Bed Bath & Beyond Sees ‘Meme Stocks’ Rise – But Is It Too Little, Too Late?

Bed Bath & Beyond, the pioneering homewares retailer, appears to be heading for bankruptcy. But you wouldn’t necessarily know it if you visit its flagship store in the Chelsea neighborhood of New York — or if you look at its stock price this week.

Bed Bath & Beyond was among so-called “meme stocks” over the past year, including Gamestop, a struggling video games retailer, and cinema chain AMC, whose share prices have been skyrocketed by a new breed of online retailers.

BB&B fumed again this week, with its stock price more than doubling over the week amid speculation on online stock forums, including Reddit, that it could be a potential takeover target.

The company’s Chelsea store appears to be doing better than most, as it’s busy with shoppers browsing the aisles but many items are heavily discounted.

Still, some buyers were unsure about the company’s future. “It’s a great store, but other locations have almost no product on the shelves,” said Chintan Patel.

He said he’s been with Bed Bath & Beyond through their existential crisis. “It was 100 percent pump-and-dump, engineered by management,” Patel said. Another buyer said the company “kind of screwed itself.”

In fact, it seems unlikely that Chelsea’s buyers or meme stock traders can bail out Bed Bath & Beyond right now.

The company said last week it could file for Chapter 11 bankruptcy within weeks and doubts it can stay in business after a quarter of deep losses and sluggish sales that caused its shares to fall more than 30% fell. Even this week’s rally — which took its shares to nearly $5 — sends the stock price down 68% over the year.

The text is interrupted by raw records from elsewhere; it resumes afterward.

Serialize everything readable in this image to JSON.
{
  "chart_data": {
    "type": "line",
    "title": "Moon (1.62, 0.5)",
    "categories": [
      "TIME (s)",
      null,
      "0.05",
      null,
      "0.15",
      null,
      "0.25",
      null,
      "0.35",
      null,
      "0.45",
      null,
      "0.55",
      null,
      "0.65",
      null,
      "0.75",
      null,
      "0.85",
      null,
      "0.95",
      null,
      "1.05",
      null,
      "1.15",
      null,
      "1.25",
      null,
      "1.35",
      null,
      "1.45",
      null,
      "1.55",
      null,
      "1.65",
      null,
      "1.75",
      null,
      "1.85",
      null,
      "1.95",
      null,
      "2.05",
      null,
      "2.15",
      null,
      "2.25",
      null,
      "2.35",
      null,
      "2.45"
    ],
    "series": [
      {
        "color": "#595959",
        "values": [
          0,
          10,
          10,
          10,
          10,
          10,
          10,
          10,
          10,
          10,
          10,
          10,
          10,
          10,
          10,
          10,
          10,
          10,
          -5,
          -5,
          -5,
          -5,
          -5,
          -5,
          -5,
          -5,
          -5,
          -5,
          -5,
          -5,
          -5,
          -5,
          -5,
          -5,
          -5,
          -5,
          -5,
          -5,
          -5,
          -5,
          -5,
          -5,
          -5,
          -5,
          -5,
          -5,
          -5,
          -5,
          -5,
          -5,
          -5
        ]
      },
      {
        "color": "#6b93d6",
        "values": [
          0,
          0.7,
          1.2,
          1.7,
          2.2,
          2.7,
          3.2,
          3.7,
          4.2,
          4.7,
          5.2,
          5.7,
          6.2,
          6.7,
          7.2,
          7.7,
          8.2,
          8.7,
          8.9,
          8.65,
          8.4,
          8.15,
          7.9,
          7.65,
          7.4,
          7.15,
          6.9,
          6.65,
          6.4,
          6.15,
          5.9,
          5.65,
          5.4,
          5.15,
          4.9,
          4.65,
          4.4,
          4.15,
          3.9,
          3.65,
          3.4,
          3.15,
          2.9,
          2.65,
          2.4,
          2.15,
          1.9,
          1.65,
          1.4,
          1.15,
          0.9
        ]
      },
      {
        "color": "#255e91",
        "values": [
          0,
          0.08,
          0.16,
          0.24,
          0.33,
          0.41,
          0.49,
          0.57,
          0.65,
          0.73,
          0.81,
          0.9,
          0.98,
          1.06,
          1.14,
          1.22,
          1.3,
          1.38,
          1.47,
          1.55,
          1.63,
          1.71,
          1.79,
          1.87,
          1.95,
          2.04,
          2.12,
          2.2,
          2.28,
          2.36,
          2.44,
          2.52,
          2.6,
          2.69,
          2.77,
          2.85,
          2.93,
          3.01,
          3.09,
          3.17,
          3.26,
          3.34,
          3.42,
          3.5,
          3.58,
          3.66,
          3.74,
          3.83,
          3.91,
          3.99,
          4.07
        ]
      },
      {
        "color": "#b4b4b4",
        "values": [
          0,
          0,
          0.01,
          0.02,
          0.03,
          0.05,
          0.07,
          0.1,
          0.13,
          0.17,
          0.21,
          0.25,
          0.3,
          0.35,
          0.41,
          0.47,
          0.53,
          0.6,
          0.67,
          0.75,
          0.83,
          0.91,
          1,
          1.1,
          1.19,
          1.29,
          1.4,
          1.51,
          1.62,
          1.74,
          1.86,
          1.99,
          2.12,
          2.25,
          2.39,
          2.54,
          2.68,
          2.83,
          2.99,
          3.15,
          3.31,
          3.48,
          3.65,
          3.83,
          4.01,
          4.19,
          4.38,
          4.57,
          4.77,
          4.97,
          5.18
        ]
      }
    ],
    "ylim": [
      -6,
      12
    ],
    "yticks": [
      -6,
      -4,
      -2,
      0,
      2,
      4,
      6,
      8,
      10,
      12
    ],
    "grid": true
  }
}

On Tuesday, the company reported losses of nearly $400 million. More than 40% of the retailer’s products were sold out in October, double the number in the first half of the year as suppliers churn.

“A third of the revenue is gone, plunging an already ailing company into the depths of chaos,” said Neil Saunders, managing director of GlobalData.

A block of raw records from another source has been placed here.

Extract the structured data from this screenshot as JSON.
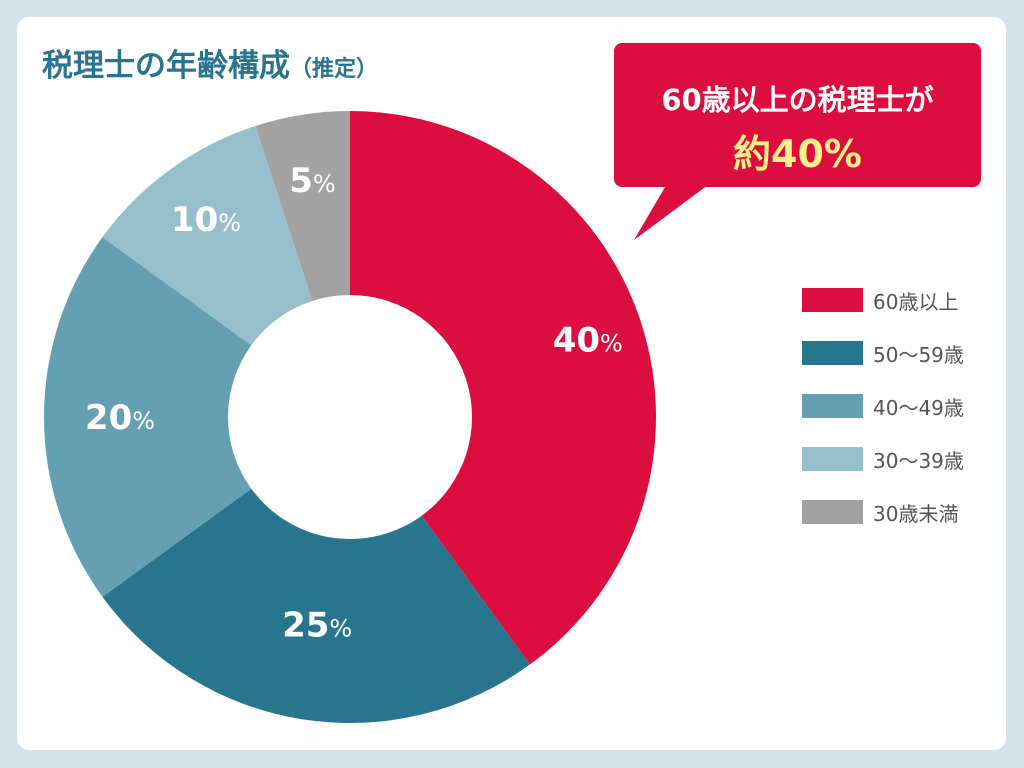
{
  "title": {
    "main": "税理士の年齢構成",
    "sub": "（推定）"
  },
  "callout": {
    "line1": "60歳以上の税理士が",
    "line2": "約40%",
    "bg_color": "#dc0e3f",
    "highlight_color": "#fdf08a"
  },
  "legend": {
    "items": [
      {
        "label": "60歳以上",
        "color": "#dc0e3f"
      },
      {
        "label": "50〜59歳",
        "color": "#27768e"
      },
      {
        "label": "40〜49歳",
        "color": "#64a0b2"
      },
      {
        "label": "30〜39歳",
        "color": "#97bfcb"
      },
      {
        "label": "30歳未満",
        "color": "#a2a2a2"
      }
    ]
  },
  "slice_labels": [
    {
      "num": "40",
      "pct": "%"
    },
    {
      "num": "25",
      "pct": "%"
    },
    {
      "num": "20",
      "pct": "%"
    },
    {
      "num": "10",
      "pct": "%"
    },
    {
      "num": "5",
      "pct": "%"
    }
  ],
  "chart_data": {
    "type": "pie",
    "subtype": "donut",
    "title": "税理士の年齢構成（推定）",
    "categories": [
      "60歳以上",
      "50〜59歳",
      "40〜49歳",
      "30〜39歳",
      "30歳未満"
    ],
    "values": [
      40,
      25,
      20,
      10,
      5
    ],
    "unit": "%",
    "colors": [
      "#dc0e3f",
      "#27768e",
      "#64a0b2",
      "#97bfcb",
      "#a2a2a2"
    ],
    "start_angle": "12 o'clock, clockwise",
    "legend_position": "right",
    "annotation": "60歳以上の税理士が 約40%"
  }
}
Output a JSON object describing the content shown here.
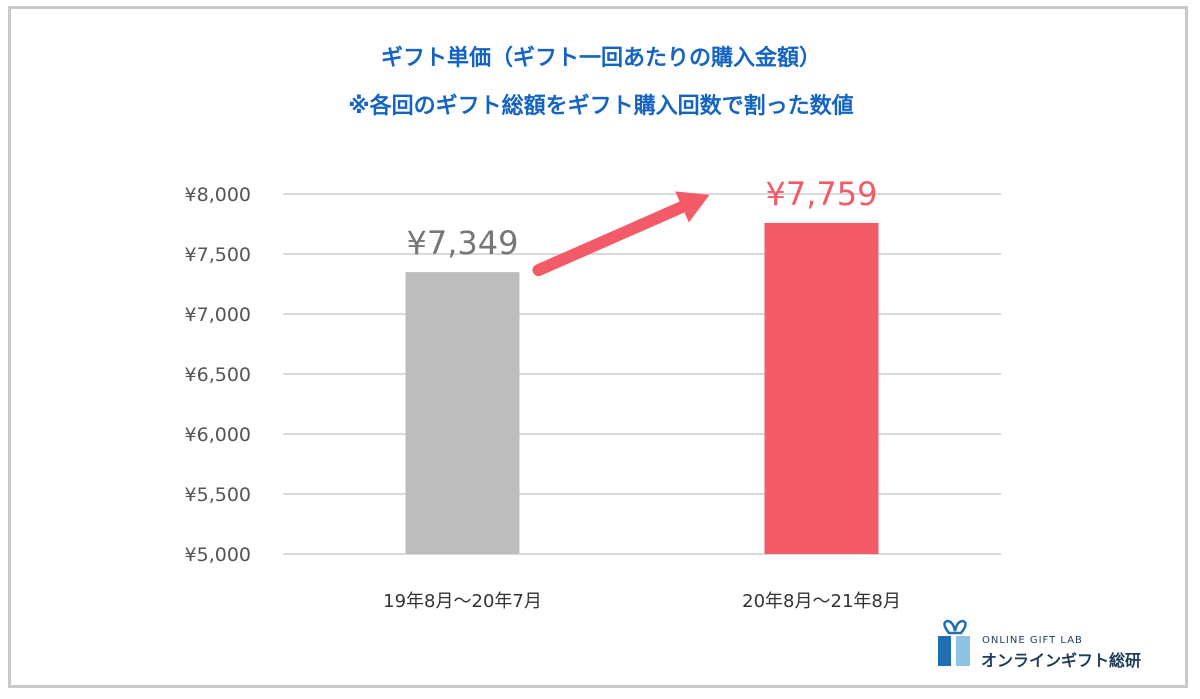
{
  "chart_data": {
    "type": "bar",
    "title": "ギフト単価（ギフト一回あたりの購入金額）",
    "subtitle": "※各回のギフト総額をギフト購入回数で割った数値",
    "categories": [
      "19年8月〜20年7月",
      "20年8月〜21年8月"
    ],
    "values": [
      7349,
      7759
    ],
    "value_labels": [
      "¥7,349",
      "¥7,759"
    ],
    "bar_colors": [
      "#bdbdbd",
      "#f45b69"
    ],
    "label_colors": [
      "#777777",
      "#f45b69"
    ],
    "ylim": [
      5000,
      8000
    ],
    "yticks": [
      5000,
      5500,
      6000,
      6500,
      7000,
      7500,
      8000
    ],
    "ytick_labels": [
      "¥5,000",
      "¥5,500",
      "¥6,000",
      "¥6,500",
      "¥7,000",
      "¥7,500",
      "¥8,000"
    ],
    "grid": true,
    "annotation": "increase-arrow",
    "accent_color": "#f45b69"
  },
  "logo": {
    "sub": "ONLINE GIFT LAB",
    "main": "オンラインギフト総研",
    "icon": "gift-box-icon"
  }
}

However, the story of Bed Bath & Beyond is a strange tale of the power and destruction of the internet. While Wall Street analysts believed Amazon, Walmart and others would eat up the retailer’s business, shares of the company rose on a wave of enthusiasm last year after billionaire Ryan Cohen, founder of online pet food company Chewy, announced more than bought 7 million shares of the company.

Online investors who followed the r/wallstreetbets forum on Reddit crowned Cohen the “meme king who will reign for 1,000 years” and chimed in.

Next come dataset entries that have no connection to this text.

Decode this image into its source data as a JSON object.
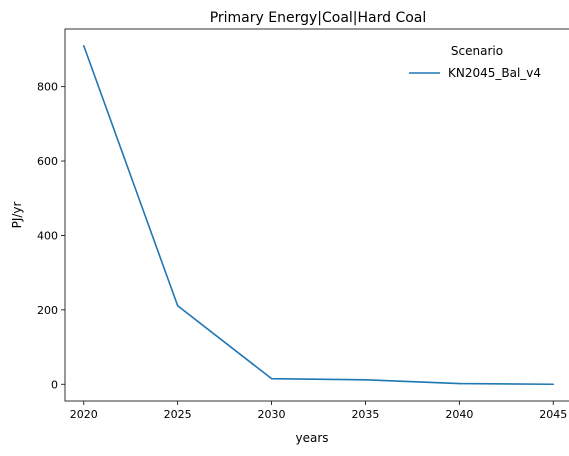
{
  "chart_data": {
    "type": "line",
    "title": "Primary Energy|Coal|Hard Coal",
    "xlabel": "years",
    "ylabel": "PJ/yr",
    "x": [
      2020,
      2025,
      2030,
      2035,
      2040,
      2045
    ],
    "xticks": [
      2020,
      2025,
      2030,
      2035,
      2040,
      2045
    ],
    "yticks": [
      0,
      200,
      400,
      600,
      800
    ],
    "xlim": [
      2019,
      2046
    ],
    "ylim": [
      -45,
      955
    ],
    "grid": false,
    "legend": {
      "title": "Scenario",
      "placement": "top-right"
    },
    "series": [
      {
        "name": "KN2045_Bal_v4",
        "color": "#1f77b4",
        "values": [
          910,
          211,
          15,
          12,
          2,
          0
        ]
      }
    ]
  }
}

Whether investors actually thought of Bed Bath & Beyond as a solid deal, or just saw an opportunity to boost the price and then sell it, is an open question.

Other headline meme stocks that online traders used to punish hedge funds and other investors who bet against them have also plummeted. GameStop’s stock is down 70% since January 2022, and AMC’s stock is down 82% over the same period.

The party ended last August when Cohen announced plans to sell his 9.8% stake in the company, which netted him $178 million and sparked a sell-off among meme stock followers and allegations of a pump-and-dump program triggered. A month later, former Bed Bath & Beyond CFO Gustavo Arnal died after jumping from a luxury Manhattan skyscraper.

By then, the retailer’s stock had lost more than 70% of its value over the year, and the company said it was looking to turn things around with a strong holiday season.

However, attempts to streamline the product line have been complicated by pandemic shortages, a lack of online investment, and frustrated consumers who have abruptly returned to in-person shopping only to find a lack of choice.

Unlike many retailers, Bed Bath & Beyond wasn’t typical of retailers that collapsed under competition from online retailers like Amazon. At its peak in 2013, BB&B was valued at $17 billion. A company that hadn’t added debt to its balance sheet for two decades took on $1.5 billion in debt as buyers went online.

In August, the company took on more debt after buyers stayed away in the wake of the pandemic. As of this week, the retailer is valued at nearly $550 million.

“Multiple avenues are being explored and we are thoroughly and timely determining our next steps,” Chief Executive Susan Gove, who launched a turnaround plan four months ago, said in a statement.

But if or when Bed Bath & Beyond files for bankruptcy protection, many will regret its demise. The chain was founded in 1971 by Leonard Feinstein and Warren Eisenberg, who opened their first store in Springfield, New Jersey as Bed n’ Bath. In 1987, as big box store fashion exploded, Bed n’ Bath expanded across the state, adding more products to its name and the “Beyond” label, and becoming a classic category killer. It went public in 1992 and surpassed $1 billion in sales six years later.

As shoppers scoured the aisles on Tuesday, many speculated their shopping days at the store were numbered. Standing on Sixth Avenue, Michael Fekete said he didn’t buy into Bed Bath & Beyond’s 2021 stock surge and he wouldn’t buy it now.

“I don’t think the market will necessarily allow these megastores to continue,” he said. “I guess they only go online. We have seen many other department store retailers follow this path.”